Life, Liberty and the Pursuit of Poetry

Happy Birthday, America. This July 4 we can celebrate that the land of “liberty and justice for all” has gotten a little more just and a little more free. I hope in coming Fourths of July, we can continue to say that, because we still have a long way to go.

Here is how I will celebrate – by sharing three different poetic “songs” about the American experience.

This first one celebrates the working men and women of our country and is written by our first truly American poet.

I Hear America Singing
by Walt Whitman

I hear America singing, the varied carols I hear,
Those of mechanics, each one singing his as it should be blithe
     and strong,
The carpenter singing his as he measures his plank or beam,
The mason singing his as he makes ready for work, or leaves off
     work,
The boatman singing what belongs to him in his boat, the
     deckhand singing on the steamboat deck,
The shoemaker singing as he sits on his bench, the hatter singing
     as he stands,
The wood-cutter’s song, the ploughboy’s on his way in the
     morning, or at noon intermission or at sundown,
The delicious singing of the mother, or of the young wife at
     work, or of the girl sewing or washing,
Each singing what belongs to him or her and to none else,
The day what belongs to the day—at night the party of young
     fellows, robust, friendly,
Singing with open mouths their strong melodious songs.

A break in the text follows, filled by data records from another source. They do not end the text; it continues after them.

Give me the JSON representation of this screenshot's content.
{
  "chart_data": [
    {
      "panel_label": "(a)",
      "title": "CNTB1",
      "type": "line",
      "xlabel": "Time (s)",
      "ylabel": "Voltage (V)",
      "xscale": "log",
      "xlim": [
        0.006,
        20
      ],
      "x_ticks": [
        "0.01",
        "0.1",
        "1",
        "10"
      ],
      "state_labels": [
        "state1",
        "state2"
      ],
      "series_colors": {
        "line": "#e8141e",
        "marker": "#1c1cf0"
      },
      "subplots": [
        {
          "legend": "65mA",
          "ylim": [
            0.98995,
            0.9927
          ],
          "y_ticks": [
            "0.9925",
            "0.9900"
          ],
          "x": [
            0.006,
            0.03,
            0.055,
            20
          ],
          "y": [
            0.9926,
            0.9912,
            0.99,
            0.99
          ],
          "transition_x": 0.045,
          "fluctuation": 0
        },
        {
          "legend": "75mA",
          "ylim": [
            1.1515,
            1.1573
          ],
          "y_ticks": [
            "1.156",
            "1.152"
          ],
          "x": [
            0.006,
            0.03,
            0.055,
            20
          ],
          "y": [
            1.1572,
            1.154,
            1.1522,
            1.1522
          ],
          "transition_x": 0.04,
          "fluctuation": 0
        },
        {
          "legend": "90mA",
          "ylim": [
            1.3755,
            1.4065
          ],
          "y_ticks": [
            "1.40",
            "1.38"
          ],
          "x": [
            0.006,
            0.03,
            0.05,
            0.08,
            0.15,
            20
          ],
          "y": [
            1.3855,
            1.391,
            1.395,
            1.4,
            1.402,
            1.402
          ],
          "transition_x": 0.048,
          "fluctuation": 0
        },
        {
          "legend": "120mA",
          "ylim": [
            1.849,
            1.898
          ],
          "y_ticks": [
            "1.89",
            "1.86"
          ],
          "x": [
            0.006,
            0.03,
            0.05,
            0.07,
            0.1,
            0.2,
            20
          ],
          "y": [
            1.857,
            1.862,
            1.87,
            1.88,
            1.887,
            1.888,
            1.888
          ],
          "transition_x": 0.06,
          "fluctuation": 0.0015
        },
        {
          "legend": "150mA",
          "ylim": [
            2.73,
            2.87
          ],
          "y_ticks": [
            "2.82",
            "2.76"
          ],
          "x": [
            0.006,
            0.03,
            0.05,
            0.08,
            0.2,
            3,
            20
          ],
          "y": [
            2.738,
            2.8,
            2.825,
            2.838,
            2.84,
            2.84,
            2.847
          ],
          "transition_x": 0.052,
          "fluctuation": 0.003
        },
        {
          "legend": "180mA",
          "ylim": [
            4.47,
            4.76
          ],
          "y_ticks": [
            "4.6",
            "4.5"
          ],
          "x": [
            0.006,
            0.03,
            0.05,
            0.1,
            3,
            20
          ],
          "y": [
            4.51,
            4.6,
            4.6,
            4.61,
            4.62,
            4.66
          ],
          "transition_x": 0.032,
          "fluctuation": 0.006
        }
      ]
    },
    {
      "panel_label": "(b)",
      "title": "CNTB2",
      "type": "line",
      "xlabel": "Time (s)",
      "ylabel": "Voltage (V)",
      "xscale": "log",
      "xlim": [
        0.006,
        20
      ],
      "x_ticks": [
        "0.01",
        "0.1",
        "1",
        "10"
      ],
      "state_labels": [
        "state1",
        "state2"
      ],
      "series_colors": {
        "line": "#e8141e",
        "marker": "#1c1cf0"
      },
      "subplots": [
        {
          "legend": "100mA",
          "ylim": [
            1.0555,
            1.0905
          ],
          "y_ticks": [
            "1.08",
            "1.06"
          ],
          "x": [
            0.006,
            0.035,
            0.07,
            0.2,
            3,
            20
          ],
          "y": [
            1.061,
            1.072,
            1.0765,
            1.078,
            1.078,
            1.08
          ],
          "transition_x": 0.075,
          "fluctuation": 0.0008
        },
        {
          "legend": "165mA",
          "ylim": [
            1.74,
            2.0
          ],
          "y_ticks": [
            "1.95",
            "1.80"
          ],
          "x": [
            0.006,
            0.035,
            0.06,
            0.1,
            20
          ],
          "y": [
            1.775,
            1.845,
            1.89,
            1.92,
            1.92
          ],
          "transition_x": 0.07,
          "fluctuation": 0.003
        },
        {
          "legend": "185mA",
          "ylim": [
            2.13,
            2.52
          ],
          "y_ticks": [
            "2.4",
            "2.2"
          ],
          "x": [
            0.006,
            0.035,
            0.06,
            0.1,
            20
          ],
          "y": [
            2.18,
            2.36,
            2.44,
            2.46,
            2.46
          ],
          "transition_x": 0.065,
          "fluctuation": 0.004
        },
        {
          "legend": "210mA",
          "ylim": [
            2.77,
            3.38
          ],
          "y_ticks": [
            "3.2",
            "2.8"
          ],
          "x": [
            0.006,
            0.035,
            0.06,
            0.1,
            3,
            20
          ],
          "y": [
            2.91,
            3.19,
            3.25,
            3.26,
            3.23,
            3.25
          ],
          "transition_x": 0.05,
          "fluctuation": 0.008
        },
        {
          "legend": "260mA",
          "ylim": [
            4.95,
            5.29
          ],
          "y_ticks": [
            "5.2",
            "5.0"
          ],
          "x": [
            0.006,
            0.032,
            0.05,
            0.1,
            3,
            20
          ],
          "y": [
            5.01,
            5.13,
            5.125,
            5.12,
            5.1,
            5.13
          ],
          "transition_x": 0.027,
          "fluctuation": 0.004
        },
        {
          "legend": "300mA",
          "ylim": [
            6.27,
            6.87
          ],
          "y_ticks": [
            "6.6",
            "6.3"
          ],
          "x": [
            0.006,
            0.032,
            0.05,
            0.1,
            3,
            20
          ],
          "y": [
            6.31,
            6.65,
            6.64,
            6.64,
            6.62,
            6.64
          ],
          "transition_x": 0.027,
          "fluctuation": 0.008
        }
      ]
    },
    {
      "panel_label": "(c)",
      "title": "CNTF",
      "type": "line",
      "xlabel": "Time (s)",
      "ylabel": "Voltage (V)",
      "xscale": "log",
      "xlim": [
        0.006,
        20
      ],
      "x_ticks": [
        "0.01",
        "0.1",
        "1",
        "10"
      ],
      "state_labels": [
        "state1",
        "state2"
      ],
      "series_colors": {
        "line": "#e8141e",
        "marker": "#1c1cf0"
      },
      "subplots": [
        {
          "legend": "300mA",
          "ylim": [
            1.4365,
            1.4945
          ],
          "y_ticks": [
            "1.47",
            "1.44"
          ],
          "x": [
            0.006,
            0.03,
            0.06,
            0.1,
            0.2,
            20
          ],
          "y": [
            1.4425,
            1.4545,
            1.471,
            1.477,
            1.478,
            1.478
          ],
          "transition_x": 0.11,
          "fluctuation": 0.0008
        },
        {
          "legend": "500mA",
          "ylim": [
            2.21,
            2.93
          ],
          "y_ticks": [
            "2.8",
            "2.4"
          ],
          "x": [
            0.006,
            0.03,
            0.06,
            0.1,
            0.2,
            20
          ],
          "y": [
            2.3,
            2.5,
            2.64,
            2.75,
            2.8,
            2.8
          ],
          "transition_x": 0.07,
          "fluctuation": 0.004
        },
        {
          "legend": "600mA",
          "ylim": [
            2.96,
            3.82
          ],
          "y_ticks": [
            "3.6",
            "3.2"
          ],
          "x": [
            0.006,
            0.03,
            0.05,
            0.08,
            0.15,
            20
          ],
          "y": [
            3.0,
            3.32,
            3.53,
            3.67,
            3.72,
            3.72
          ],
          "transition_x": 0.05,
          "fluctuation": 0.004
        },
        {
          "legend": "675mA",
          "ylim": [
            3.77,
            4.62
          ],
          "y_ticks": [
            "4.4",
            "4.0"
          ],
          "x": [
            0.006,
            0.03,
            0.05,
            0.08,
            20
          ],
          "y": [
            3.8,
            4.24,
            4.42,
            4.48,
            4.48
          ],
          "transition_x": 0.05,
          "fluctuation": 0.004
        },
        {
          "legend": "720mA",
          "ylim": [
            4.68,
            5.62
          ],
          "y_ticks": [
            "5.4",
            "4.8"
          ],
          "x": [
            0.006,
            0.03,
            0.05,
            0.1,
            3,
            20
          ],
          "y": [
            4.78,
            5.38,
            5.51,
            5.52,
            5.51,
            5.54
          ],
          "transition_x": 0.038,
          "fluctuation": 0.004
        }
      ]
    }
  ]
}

This second poem reminds us that there are those among us who have had to fight, and must continue to fight,  for their seat at the American table.

I, too
by Langston Hughes

I, too, sing America.

I am the darker brother.
They send me to eat in the kitchen
When company comes,
But I laugh,
And eat well,
And grow strong.

Tomorrow,
I’ll be at the table
When company comes.
Nobody’ll dare
Say to me,
“Eat in the kitchen,"
Then.

Besides,
They’ll see how beautiful I am
And be ashamed—

I, too, am America.

This third poem is written by the newly appointed poet laureate of the United States; the son of migrant workers from Mexico and another group still fighting for a full measure of liberty and justice in America.

Song Out Here
by
Juan Felipe Herrera

if i could sing
i’d say everything         you know
from here on the street can you turn around
just for once i am                     here
right behind you
what is that flag what is it made of
maybe it’s too late i have
too many questions where did it all come from
what colors is it all made of everything
everything here in the subways
there are so many things and voices
we are going somewhere but i just don’t know
somewhere
but i just don’t know
          somewhere
do you know where that is i want to sing
so you can hear me and maybe you can tell me
where to go so you can hear me and just maybe
you can tell me where to go
all those hands and legs and faces going places
if i could sing
you would hear me and i would tell you
it’s gonna be alright
it’s gonna be alright
it’s gonna be alright it would be something like that
can you turn around so i can look into your eyes
just for once your eyes
maybe like hers can you see her
and his can you see them i want you to see them
all of us we could be together
if i could sing we would go there
we would run there together
we would live there for a while in that tilted
tiny house by the ocean rising up inside of us
i am on the curb next to a curled up cat
smoking i know its bad for you but
you know how it is just for once can you turn around
a straight line falling behind you it’s me i want to sing
invincible                                             bleeding out with love

just for you

Enjoy the holiday and remember that the “rockets’ red glare” need not blind us to the fight for social justice that continues and that is the very definition of what this country stands for.